Thursday, April 25, 2024

With new resolution, Ives scoffs at economists' proposal to raise property taxes

Property tax 1

“Illinois families currently face one of the highest tax burdens in the nation,” Rep. Jeanne Ives (R-Wheaton) writes in HR1072, a new resolution filed on May 15 in response to a recommendation by three economists who propose raising property taxes to pay down the state's billion-dollar pension debt. 

“In our view, Illinois’s best option is to impose a statewide residential property tax that expires when its unfunded pension liability is paid off," Crain's Chicago Business quotes the Federal Reserve Bank of Chicago economists as saying. "In our baseline scenario, we estimate that the tax rate required to pay off the pension debt over 30 years would be about 1%."

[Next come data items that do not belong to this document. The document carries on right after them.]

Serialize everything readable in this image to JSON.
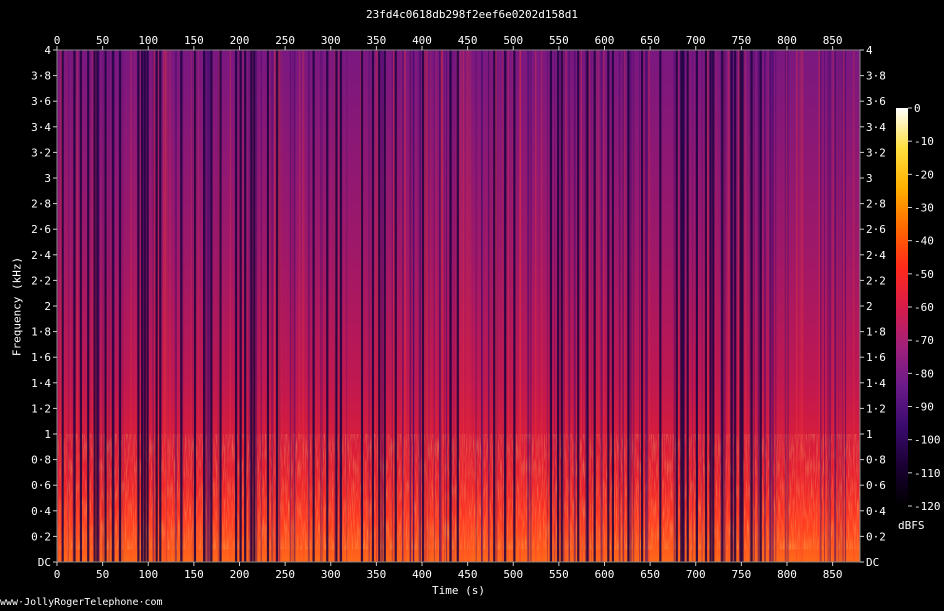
{
  "chart_data": {
    "type": "heatmap",
    "title": "23fd4c0618db298f2eef6e0202d158d1",
    "xlabel": "Time (s)",
    "ylabel": "Frequency (kHz)",
    "xlim": [
      0,
      880
    ],
    "ylim": [
      0,
      4
    ],
    "x_ticks": [
      "0",
      "50",
      "100",
      "150",
      "200",
      "250",
      "300",
      "350",
      "400",
      "450",
      "500",
      "550",
      "600",
      "650",
      "700",
      "750",
      "800",
      "850"
    ],
    "x_tick_values": [
      0,
      50,
      100,
      150,
      200,
      250,
      300,
      350,
      400,
      450,
      500,
      550,
      600,
      650,
      700,
      750,
      800,
      850
    ],
    "y_ticks": [
      "DC",
      "0·2",
      "0·4",
      "0·6",
      "0·8",
      "1",
      "1·2",
      "1·4",
      "1·6",
      "1·8",
      "2",
      "2·2",
      "2·4",
      "2·6",
      "2·8",
      "3",
      "3·2",
      "3·4",
      "3·6",
      "3·8",
      "4"
    ],
    "y_tick_values": [
      0,
      0.2,
      0.4,
      0.6,
      0.8,
      1,
      1.2,
      1.4,
      1.6,
      1.8,
      2,
      2.2,
      2.4,
      2.6,
      2.8,
      3,
      3.2,
      3.4,
      3.6,
      3.8,
      4
    ],
    "colorbar": {
      "unit": "dBFS",
      "ticks": [
        "0",
        "-10",
        "-20",
        "-30",
        "-40",
        "-50",
        "-60",
        "-70",
        "-80",
        "-90",
        "-100",
        "-110",
        "-120"
      ],
      "tick_values": [
        0,
        -10,
        -20,
        -30,
        -40,
        -50,
        -60,
        -70,
        -80,
        -90,
        -100,
        -110,
        -120
      ],
      "range": [
        -120,
        0
      ],
      "colors": [
        "#000000",
        "#1a0033",
        "#3a0a6e",
        "#6a1a8a",
        "#a0207a",
        "#d81c4a",
        "#ff2a1a",
        "#ff6a00",
        "#ffb000",
        "#ffe040",
        "#ffffc0",
        "#ffffff"
      ]
    },
    "silent_time_bands_s": [
      5,
      18,
      25,
      33,
      40,
      43,
      52,
      60,
      68,
      88,
      92,
      95,
      98,
      108,
      112,
      135,
      150,
      160,
      168,
      178,
      195,
      200,
      205,
      212,
      215,
      230,
      240,
      280,
      295,
      305,
      310,
      333,
      345,
      352,
      358,
      370,
      400,
      430,
      438,
      478,
      490,
      500,
      540,
      548,
      552,
      570,
      580,
      588,
      603,
      608,
      625,
      640,
      660,
      678,
      683,
      685,
      690,
      700,
      710,
      715,
      718,
      728,
      738,
      742,
      748,
      750,
      760,
      770
    ]
  },
  "watermark": "www·JollyRogerTelephone·com"
}
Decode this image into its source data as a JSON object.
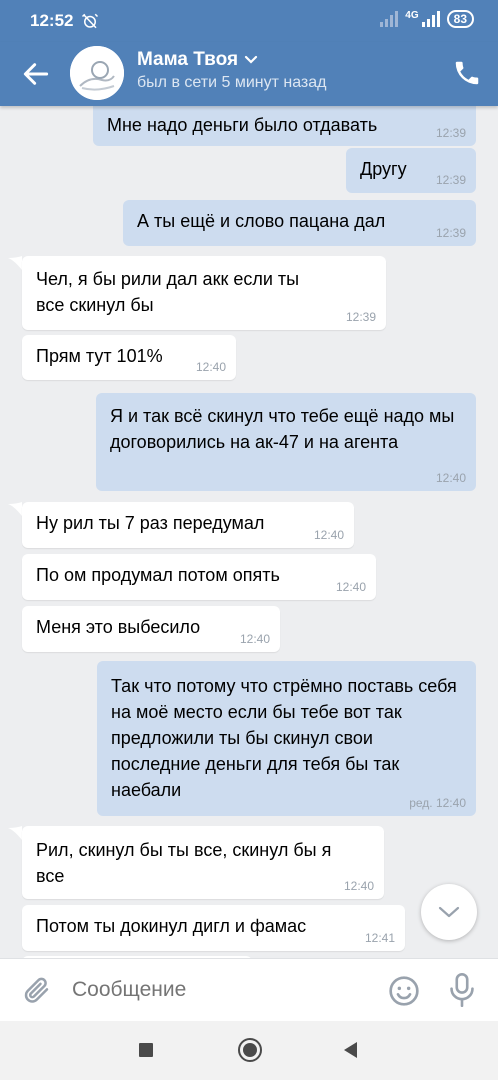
{
  "status_bar": {
    "time": "12:52",
    "network": "4G",
    "battery": "83"
  },
  "header": {
    "name": "Мама Твоя",
    "status": "был в сети 5 минут назад"
  },
  "messages": [
    {
      "dir": "out",
      "text": "Мне надо деньги было отдавать",
      "time": "12:39"
    },
    {
      "dir": "out",
      "text": "Другу",
      "time": "12:39"
    },
    {
      "dir": "out",
      "text": "А ты ещё и слово пацана дал",
      "time": "12:39"
    },
    {
      "dir": "in",
      "text": "Чел, я бы рили дал акк если ты все скинул бы",
      "time": "12:39"
    },
    {
      "dir": "in",
      "text": "Прям тут 101%",
      "time": "12:40"
    },
    {
      "dir": "out",
      "text": "Я и так всё скинул что тебе ещё надо мы договорились на ак-47 и на агента",
      "time": "12:40"
    },
    {
      "dir": "in",
      "text": "Ну рил ты 7 раз передумал",
      "time": "12:40"
    },
    {
      "dir": "in",
      "text": "По ом продумал потом опять",
      "time": "12:40"
    },
    {
      "dir": "in",
      "text": "Меня это выбесило",
      "time": "12:40"
    },
    {
      "dir": "out",
      "text": "Так что потому что стрёмно поставь себя на моё место если бы тебе вот так предложили ты бы скинул свои последние деньги для тебя бы так наебали",
      "time": "ред. 12:40"
    },
    {
      "dir": "in",
      "text": "Рил, скинул бы ты все, скинул бы я все",
      "time": "12:40"
    },
    {
      "dir": "in",
      "text": "Потом ты докинул дигл и фамас",
      "time": "12:41"
    }
  ],
  "composer": {
    "placeholder": "Сообщение"
  },
  "colors": {
    "header": "#5181b8",
    "outgoing_bubble": "#cddcef",
    "incoming_bubble": "#ffffff",
    "background": "#edeef0"
  },
  "icons": [
    "back-arrow-icon",
    "chevron-down-icon",
    "phone-icon",
    "attach-icon",
    "emoji-icon",
    "mic-icon",
    "scroll-down-icon"
  ]
}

Ives said in a media statement that "such a proposal would, yet again, continue Illinois on the wrong trajectory without any reforms or safeguards to guarantee that services will improve, the State's crippling debt will be paid, or any positive benefit whatsoever will be realized."


Rep. Jeanne Ives (R-Wheaton)

Illinois ranks among the states with the highest property tax liabilities, with only New Jersey having a higher average property tax bill, according to Ives' resolution.

“A new proposal is recommending that there be a state-wide property tax levied on homes; leading to an average property tax bill increase of 40 percent,” HR1072 reads.

Ives cited figures in her resolution to show the exuberant levies in comparison to other states with a median home value.

An Illinois homeowner living in a residence valued at $184,000 pays $4,300 in property taxes, according to the resolution, which adds the same home in Wisconsin would average $3,600, in Michigan $3,200, in Iowa $2,800, and in Kentucky and Indiana $1,600.

“Illinois is losing population; families in Illinois have been forced to live in a State where their government appears to only continue finding ways of punishing its residents with an ever-growing need for raising taxes without making any structural changes that seek to stabilize the out-of-control spending,” HR1072 reads.

Other legislators are expected to sign onto the resolution as co-sponsors in the coming days, according to Ives' media statement.